General Discussion
In reply to the discussion: Students' math scores jumped 20% with iPad textbooks, publisher says [View all]Pholus
(4,062 posts)> What people really need to learn is how to read word problems, set up the right equations, and compute the right answers.
Now ya did it -- I am in full on "preach" mode. Every one of my students would agree with you, but I attribute that to a lack of experience. Once you have progressed far enough, you realize that LIFE is not merely a word problem with a beginning, an end and an answer but an extended interaction with nature. The real skill is in trying to understand WHY someone thought that a particular word problem was worth including because frankly they're all based on applications in the real world. When you can do that proficiently most of the time, you can consider yourself a professional.

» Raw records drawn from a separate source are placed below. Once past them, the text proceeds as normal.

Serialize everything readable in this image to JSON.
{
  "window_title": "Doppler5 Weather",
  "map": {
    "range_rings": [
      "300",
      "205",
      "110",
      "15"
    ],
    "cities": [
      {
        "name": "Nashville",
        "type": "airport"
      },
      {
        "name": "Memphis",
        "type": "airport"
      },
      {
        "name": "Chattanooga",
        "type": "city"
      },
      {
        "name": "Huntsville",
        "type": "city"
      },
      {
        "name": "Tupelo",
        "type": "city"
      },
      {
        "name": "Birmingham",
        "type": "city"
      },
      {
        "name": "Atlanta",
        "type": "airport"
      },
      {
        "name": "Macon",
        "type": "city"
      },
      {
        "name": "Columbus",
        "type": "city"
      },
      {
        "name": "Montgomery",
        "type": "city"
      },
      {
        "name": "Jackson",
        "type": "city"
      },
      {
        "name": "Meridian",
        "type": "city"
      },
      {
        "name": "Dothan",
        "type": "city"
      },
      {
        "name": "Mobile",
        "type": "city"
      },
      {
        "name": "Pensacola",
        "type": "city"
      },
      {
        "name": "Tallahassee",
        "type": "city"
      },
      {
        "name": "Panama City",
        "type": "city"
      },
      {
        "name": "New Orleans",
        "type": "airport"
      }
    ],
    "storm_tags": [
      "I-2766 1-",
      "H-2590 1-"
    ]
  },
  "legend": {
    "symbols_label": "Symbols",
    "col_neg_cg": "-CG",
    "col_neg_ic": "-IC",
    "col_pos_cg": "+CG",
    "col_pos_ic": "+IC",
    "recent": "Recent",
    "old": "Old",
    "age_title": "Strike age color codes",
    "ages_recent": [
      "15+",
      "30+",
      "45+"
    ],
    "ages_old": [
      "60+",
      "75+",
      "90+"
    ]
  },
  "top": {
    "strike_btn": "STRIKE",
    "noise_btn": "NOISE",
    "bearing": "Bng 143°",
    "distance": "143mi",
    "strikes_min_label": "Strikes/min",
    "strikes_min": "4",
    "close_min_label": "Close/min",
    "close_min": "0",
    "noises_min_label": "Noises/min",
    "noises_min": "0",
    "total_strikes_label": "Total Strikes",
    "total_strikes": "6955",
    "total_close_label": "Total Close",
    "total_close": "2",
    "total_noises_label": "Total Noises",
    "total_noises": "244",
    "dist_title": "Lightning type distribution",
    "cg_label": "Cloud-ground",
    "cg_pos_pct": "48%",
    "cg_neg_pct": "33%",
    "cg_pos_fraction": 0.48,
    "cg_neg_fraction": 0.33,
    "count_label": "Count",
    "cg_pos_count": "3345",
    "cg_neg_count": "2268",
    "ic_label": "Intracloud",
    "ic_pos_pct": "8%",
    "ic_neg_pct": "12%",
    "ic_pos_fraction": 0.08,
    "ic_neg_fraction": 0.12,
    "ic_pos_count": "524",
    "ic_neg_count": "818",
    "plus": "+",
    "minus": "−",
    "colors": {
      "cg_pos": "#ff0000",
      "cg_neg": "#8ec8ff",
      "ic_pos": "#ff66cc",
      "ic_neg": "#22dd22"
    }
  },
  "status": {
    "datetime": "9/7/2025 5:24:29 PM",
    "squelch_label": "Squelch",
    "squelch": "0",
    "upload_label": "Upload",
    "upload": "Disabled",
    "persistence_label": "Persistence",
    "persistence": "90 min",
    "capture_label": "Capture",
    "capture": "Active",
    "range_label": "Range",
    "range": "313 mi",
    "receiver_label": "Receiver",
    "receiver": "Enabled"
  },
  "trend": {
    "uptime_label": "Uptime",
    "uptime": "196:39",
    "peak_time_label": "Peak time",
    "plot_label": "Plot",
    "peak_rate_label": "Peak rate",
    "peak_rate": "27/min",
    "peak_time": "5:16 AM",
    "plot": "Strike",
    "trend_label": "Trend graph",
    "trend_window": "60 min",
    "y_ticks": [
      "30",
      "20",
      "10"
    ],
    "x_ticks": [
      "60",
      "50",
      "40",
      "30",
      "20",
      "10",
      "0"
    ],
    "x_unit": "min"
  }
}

> When was the last time you saw someone calculate a square root that way?
In my field (science, not math) all the time. We do calculations for a living, after all. The better ones do it in their head to a several digits of precision. After years of practice, I can quickly do two places in my head but that is definitely a lesser display of the skill. Many of us appreciate skills like that for their own sake and because they also indicate some level of mental agility.
Actually, let's be completely serious that isn't even one of the deeper things you SHOULD know. If you're going to do science/math/research/engineering for a living these days you had better not be caught with your pants down during a conversation on any kind of math covered in the first two years of your undergraduate major. You might not have aced it when you took it the first time, but you had BETTER eventually be able to ace it without cracking the book or what prayer do you have for the really hard stuff.
Professional conversations tend to be explorations between two experts of something neither has considered before. Doesn't mean the answer is impossible, just that the reference is not handy at the moment. Many of these answers can be quickly solved through techniques you should have learned already , if you get tripped up by an integral which would be solved by hand using a simple textbook technique, goodbye modicum of credibility.
It's just human nature, you will be done for...
Even with some TI Inspire calculator could eventually do all the dirty work of the calculations for you.
Even with an e-textbook that could give you immediate interactive quizzes and feedback.
Even with freaking Mathematica running on a freaking Mac.
If you cannot understand the material to the degree that you can use it without some kind of aid, you do not understand it period. That takes time, and that takes work. My weightlifting analogy applies here -- you physically cannot get to high levels of proficiency without repeated practice and strain. The more outside assistance you use, the less you actually develop.
I might sound arrogant here and I don't mean to. It's just that after years and years and years of facing your material you will naturally get to the point where it should seem second nature. I think that forms a failure of many teachers though too -- after teaching the same thing 10 years straight you get to the point where you simply can't understand why your students can't see something sooooooo obvious. It wasn't the first time through and it wasn't obvious to you more than likely -- but it gets that way. But you didn't get there without a lot of effort.
The more your technology helps you get there, the less your personal growth was on the journey.